Miguel Covarrubias (1904-1957) was born in Mexico City and was an author, painter ,caricaturist and professor of art history at the National School of Anthropology in Mexico City..
Henry Louis Gates, Jr. was born on September 16, 1950, in Keyser, West Virginia. He received a degree in history from Yale University in 1973 and a Ph.D. from Clare College, which is part of the University of Cambridge in 1979. He is a leading scholar of African-American literature, history, and culture. He began working on the Black Periodical Literature Project, which uncovered lost literary works published in 1800s. He rediscovered what is believed to be the first novel published by an African-American in the United States. He republished the 1859 work by Harriet E. Wilson, entitled Our Nig, in 1983. He has written numerous books including Colored People: A Memoir, A Chronology of African-American History, The Future of the Race, Black Literature and Literary Theory, and The Signifying Monkey: Towards a Theory of Afro-American Literary Criticism. In 1991, he became the head of the African-American studies department at Harvard University.
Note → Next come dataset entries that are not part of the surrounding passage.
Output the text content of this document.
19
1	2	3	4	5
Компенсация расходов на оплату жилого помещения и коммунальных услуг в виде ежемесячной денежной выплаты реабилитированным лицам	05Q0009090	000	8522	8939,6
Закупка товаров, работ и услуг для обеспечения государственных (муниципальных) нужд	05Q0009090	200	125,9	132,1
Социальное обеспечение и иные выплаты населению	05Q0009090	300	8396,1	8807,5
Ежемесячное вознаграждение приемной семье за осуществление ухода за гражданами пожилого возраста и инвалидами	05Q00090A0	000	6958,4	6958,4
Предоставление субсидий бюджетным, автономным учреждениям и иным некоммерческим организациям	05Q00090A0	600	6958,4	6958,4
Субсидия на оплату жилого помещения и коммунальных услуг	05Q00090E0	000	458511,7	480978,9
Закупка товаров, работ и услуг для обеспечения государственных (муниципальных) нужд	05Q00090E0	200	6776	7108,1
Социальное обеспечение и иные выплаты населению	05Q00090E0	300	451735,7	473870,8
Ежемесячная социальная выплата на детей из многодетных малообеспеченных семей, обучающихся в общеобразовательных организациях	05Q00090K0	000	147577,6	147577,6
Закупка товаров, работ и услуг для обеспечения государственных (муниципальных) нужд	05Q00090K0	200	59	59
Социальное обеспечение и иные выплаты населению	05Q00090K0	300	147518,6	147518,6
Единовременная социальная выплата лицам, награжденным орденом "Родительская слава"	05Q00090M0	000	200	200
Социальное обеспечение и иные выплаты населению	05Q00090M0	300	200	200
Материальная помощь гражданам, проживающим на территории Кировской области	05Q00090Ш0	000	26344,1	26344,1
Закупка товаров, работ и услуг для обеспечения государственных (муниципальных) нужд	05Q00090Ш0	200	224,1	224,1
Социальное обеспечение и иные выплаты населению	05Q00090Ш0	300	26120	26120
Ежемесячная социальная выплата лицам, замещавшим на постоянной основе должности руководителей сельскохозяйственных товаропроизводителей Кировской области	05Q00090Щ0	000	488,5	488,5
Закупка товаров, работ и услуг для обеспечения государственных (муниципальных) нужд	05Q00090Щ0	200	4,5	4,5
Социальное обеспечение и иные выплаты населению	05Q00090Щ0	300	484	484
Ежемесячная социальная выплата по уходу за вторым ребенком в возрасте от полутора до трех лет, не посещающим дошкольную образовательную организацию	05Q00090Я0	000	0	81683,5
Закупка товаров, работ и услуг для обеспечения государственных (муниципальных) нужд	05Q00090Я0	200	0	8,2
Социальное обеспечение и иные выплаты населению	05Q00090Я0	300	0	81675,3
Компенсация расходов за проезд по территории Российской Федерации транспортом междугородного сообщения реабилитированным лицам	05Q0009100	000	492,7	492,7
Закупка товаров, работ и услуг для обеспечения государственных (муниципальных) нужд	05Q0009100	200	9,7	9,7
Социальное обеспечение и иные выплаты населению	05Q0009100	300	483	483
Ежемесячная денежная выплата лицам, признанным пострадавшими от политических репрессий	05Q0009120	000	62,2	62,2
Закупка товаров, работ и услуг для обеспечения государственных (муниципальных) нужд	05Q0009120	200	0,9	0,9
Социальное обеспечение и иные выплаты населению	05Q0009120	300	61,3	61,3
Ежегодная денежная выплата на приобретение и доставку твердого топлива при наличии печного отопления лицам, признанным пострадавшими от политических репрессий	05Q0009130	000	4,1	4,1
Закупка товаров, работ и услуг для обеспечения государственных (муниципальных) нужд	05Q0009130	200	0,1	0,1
He is now the director of the W.E.B. Du Bois Institute for African and African-American Research at the university. He wrote and produced several documentaries including Wonders of the African World, America Beyond the Color Line, and African American Lives. He has also hosted PBS programs such as Wonders of the African World, Black in Latin America, and Finding Your Roots.
Franz Boas, a German-born American anthropologist, became the most influential anthropologist of his time. He left Germany because of its antiliberal and anti-Semitic climate. As a Columbia University professor for 37 years (1899-1936), he created both the field of anthropology and the modern concept of culture. Boas played a key role in organizing the American Anthropological Association (AAA) as an umbrella organization for the emerging field. At both Columbia and the AAA, Boas encouraged the "four field" concept of anthropology; he personally contributed to physical anthropology, linguistics, archaeology, as well as cultural anthropology. His work in these fields was pioneering. Both directly and through the influence of such students as Ruth Benedict, Melville J. Herskovits, Alfred L. Kroeber, and Margaret Mead, he set the agenda for all subsequent American cultural anthropology. In His lifetime Boas had many leadership roles including: Assistant curator at the American Museum of Natural History; editor of The Journal of American Folklore; president of the New York Academy of Sciences, and founder of the International Journal of American Linguistics. Boas is the author of hundreds of scientific monographs and articles. He died in 1942.